Принесли абсент, и мы с подобающей важностью стали капать воду на тающий сахар.
— Думается, мне лучше сразу сказать вам, зачем я вас разыскал,— начал я не без смущения.
Его глаза блеснули.
— Я знал, что рано или поздно кто-нибудь разыщет меня. Эми прислала мне кучу писем.
— В таком случае вы отлично знаете, что я намерен вам сказать.
— Я их не читал.
Чтобы собраться с мыслями, я закурил сигарету. Как приступить к возложенной на меня миссии? Красноречивые фразы, заготовленные мною, трогательные, равно как и негодующие, здесь были неуместны. Вдруг он фыркнул.
— Чертовски трудная задача, а?
— Пожалуй.
— Ладно, выкладывайте поживее, а потом мы премило проведем вечер.
Я задумался.
— Неужели вы не понимаете, что ваша жена мучительно страдает?
— Ничего, пройдет!
Не могу описать, до чего бессердечно это было сказано. Я растерялся, но сделал все, чтобы не показать этого, и заговорил тоном моего дядюшки Генри, священника, когда тот уговаривал кого-нибудь из родственников принять участие в благотворительной подписке.
— Вы не рассердитесь, если я буду говорить откровенно?
Он улыбнулся и покачал головой.
— Чем она заслужила такое отношение?
— Ничем.
— Вы что-нибудь против нее имеете?
— Ровно ничего.
— В таком случае разве не чудовищно оставить ее после семнадцати лет брака?
— Чудовищно.
Я с удивлением взглянул на него. Столь чистосердечное признание моей правоты выбило у меня почву из-под ног.
Положение мое было не только затруднительно, но и смехотворно. Я собирался увещевать и уговаривать, грозить и взывать к его сердцу, предостерегать, негодовать, язвить, убивать сарказмом. Но что, черт возьми, прикажете делать исповеднику, если грешник давно раскаялся? Опыта у меня не было ни малейшего, ибо сам я всегда упорно отрицал все обвинения, которые мне предъявлялись.
— Ну и что же дальше? — спросил Стрикленд.
Я постарался презрительно скривить губы.
— Что ж, если вы все признаете, мне, пожалуй, не стоит больше распространяться.
— Не стоит.
Мне стало очевидно, что я не слишком ловко выполнил свою миссию, и я разозлился.
— Черт подери, но нельзя же оставлять женщину без гроша.
— Почему нельзя?
— Как прикажете ей жить?
— Я содержал ее семнадцать лет. Почему бы ей для разнообразия теперь не содержать себя самой.
— Она не может.
— Пусть попытается.
Конечно, у меня нашлось бы, что на это ответить. Я мог бы заговорить об экономическом положении женщины, об обязательствах, которые мужчина, гласно и негласно, берет на себя, вступая в брак, но вдруг я понял, что, в конце концов, важно только одно.
— Вы больше не любите ее?
— Ни капли.
Все это были очень серьезные вопросы в человеческой жизни, но манера, с которой он отвечал, была такой задорной и наглой, что я кусал себе губы, лишь бы не расхохотаться. Я твердил себе, что его поведение отвратительно, и изо всех сил старался возгореться благородным негодованием.

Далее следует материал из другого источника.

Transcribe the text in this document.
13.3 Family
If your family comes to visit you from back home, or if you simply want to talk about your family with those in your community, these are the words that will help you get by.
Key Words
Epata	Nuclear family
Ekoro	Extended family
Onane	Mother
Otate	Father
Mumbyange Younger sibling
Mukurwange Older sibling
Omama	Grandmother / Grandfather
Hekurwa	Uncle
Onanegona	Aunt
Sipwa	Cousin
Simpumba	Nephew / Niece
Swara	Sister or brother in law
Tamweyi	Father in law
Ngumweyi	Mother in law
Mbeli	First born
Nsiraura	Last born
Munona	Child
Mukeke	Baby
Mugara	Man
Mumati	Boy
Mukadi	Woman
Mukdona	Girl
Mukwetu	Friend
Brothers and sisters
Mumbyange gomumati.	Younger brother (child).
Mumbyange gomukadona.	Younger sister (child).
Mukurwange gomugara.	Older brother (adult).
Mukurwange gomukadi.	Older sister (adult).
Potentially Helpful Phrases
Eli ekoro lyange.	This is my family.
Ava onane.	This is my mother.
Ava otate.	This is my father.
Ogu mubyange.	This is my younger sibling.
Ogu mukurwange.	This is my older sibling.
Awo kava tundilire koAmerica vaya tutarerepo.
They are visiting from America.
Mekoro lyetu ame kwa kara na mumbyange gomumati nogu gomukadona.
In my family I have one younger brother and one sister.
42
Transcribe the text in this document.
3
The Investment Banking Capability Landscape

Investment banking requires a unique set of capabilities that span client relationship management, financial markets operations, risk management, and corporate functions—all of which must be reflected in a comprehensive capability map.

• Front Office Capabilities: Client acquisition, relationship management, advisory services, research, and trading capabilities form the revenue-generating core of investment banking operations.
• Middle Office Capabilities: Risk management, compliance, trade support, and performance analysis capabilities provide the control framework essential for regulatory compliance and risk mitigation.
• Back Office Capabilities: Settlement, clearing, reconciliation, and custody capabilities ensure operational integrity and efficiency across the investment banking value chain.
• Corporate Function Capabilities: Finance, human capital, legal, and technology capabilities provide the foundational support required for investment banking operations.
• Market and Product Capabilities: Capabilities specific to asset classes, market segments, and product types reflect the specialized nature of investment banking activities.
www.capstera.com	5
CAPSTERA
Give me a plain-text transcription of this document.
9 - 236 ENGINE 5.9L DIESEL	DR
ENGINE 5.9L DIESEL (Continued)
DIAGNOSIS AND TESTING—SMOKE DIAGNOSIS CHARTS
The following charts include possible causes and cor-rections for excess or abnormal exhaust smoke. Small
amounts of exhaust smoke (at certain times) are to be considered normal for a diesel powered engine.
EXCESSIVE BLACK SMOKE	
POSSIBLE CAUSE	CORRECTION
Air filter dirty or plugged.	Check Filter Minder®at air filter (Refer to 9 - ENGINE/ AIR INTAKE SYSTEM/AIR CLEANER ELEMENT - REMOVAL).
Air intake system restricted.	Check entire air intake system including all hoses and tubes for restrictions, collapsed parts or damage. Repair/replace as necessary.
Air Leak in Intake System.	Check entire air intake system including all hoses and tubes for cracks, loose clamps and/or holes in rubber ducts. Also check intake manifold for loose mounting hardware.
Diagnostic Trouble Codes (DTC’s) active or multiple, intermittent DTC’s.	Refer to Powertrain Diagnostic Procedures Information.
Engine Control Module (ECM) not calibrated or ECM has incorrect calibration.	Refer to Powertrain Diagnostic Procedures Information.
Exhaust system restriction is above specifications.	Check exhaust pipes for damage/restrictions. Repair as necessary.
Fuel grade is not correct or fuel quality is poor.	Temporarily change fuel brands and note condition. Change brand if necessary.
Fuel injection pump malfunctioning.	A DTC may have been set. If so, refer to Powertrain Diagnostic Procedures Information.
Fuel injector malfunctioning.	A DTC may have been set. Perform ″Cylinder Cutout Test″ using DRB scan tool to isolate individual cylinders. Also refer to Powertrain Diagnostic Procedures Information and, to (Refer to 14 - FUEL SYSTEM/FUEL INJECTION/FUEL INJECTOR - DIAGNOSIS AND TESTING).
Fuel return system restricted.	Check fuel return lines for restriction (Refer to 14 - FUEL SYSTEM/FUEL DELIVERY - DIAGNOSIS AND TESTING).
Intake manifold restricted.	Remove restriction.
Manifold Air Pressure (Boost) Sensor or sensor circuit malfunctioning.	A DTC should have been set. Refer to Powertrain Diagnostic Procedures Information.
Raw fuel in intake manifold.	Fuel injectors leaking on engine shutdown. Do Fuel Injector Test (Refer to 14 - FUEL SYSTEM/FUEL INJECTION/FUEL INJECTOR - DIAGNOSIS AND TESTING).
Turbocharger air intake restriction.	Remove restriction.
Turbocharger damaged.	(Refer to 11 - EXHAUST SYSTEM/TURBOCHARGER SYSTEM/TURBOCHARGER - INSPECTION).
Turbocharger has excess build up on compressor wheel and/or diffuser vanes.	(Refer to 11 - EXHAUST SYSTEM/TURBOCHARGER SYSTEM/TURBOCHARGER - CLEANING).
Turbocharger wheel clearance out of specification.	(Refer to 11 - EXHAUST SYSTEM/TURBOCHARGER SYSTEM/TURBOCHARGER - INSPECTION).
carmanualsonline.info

— Но, черт вас возьми, вы же обязаны подумать о детях. Они вам ничего худого не сделали. И они не просили вас произвести их на свет. Если вы о них не позаботитесь, они будут выброшены на улицу.
— Они много лет прожили в холе и неге. Не все дети живут так. Кроме того, о них кто-нибудь да позаботится. Я уверен, что Мак-Эндрю станет платить за их учение.
— Но разве вы не любите их? Они такие славные. Неужели вы хотите совсем от них отказаться?
— Я любил их, когда они были маленькие, а теперь, когда они подросли, я, по правде говоря, никаких чувств к ним не питаю.
— Это бесчеловечно!
— Очень может быть.
— И вам нисколько не стыдно?
— Нет.
Я попытался изменить курс
— Вас будут считать просто свиньей.
— Пускай!
— Неужели вам приятно, когда вас клянут на всех перекрестках?
— Мне все равно.
Его ответ звучал так презрительно, что мой вполне естественный вопрос показался мне верхом глупости. Я подумал минуту-другую.
— Не понимаю, как может человек жить спокойно, зная, что все вокруг осуждают его! Рано или поздно это начнет вас тяготить. У каждого из нас имеется совесть, и когда-нибудь она непременно проснется. К примеру, вдруг ваша жена умрет, разве вы не будете мучиться угрызениями совести?
Он молчал, и я терпеливо дожидался, пока он заговорит. Но в конце концов мне пришлось прервать молчание.
— Что вы на это скажете?
— То, что вы идиот.
— Вас ведь могут заставить содержать жену и детей,— возразил я, несколько уязвленный.— Я не сомневаюсь, что закон возьмет их под свою защиту.
— А может закон снять луну с неба? У меня ничего нет. Я приехал сюда с сотней фунтов.
Если я и раньше недоумевал, то теперь уж окончательно стал в тупик. Ведь жизнь в «Отель де бельж» и вправду свидетельствовала о крайне стесненных обстоятельствах.
— А что вы будете делать, когда эти деньги выйдут?
— Как-нибудь подработаю.
Он был совершенно спокоен, и в глазах его по-прежнему мелькала насмешливая улыбка, от которой все мои речи становились дурацкими. Я замолчал, соображая, что мне еще сказать. Но на этот раз первым заговорил он.
— Почему бы Эми не выйти опять замуж? Она еще не старуха и собой недурна. Я могу рекомендовать ее как превосходную жену. Если она пожелает развестись со мной, пожалуйста, я возьму вину на себя.
Теперь пришел мой черед улыбаться. Как он ни хитер, но мне ясно, что за цель он преследует. Он скрывает, что приехал сюда с женщиной, и пускается на всевозможные уловки, чтобы замести следы. Я отвечал очень решительно:
— Ваша жена ни за что не согласится на развод. Это ее бесповоротное решение. Оставьте всякую надежду.
Он посмотрел на меня с непритворным удивлением. Улыбка сбежала с его губ, и он очень серьезно сказал:
— Да ведь мне, голубчик, все едино, что в лоб, что по лбу.
Я рассмеялся.
— Полно, не считайте нас такими уж дураками. Мы знаем, что вы уехали с некой особой.
Он даже привскочил на месте и разразился громким хохотом. Смеялся он так заразительно, что сидевшие поблизости обернулись к нему, а потом и сами начали смеяться.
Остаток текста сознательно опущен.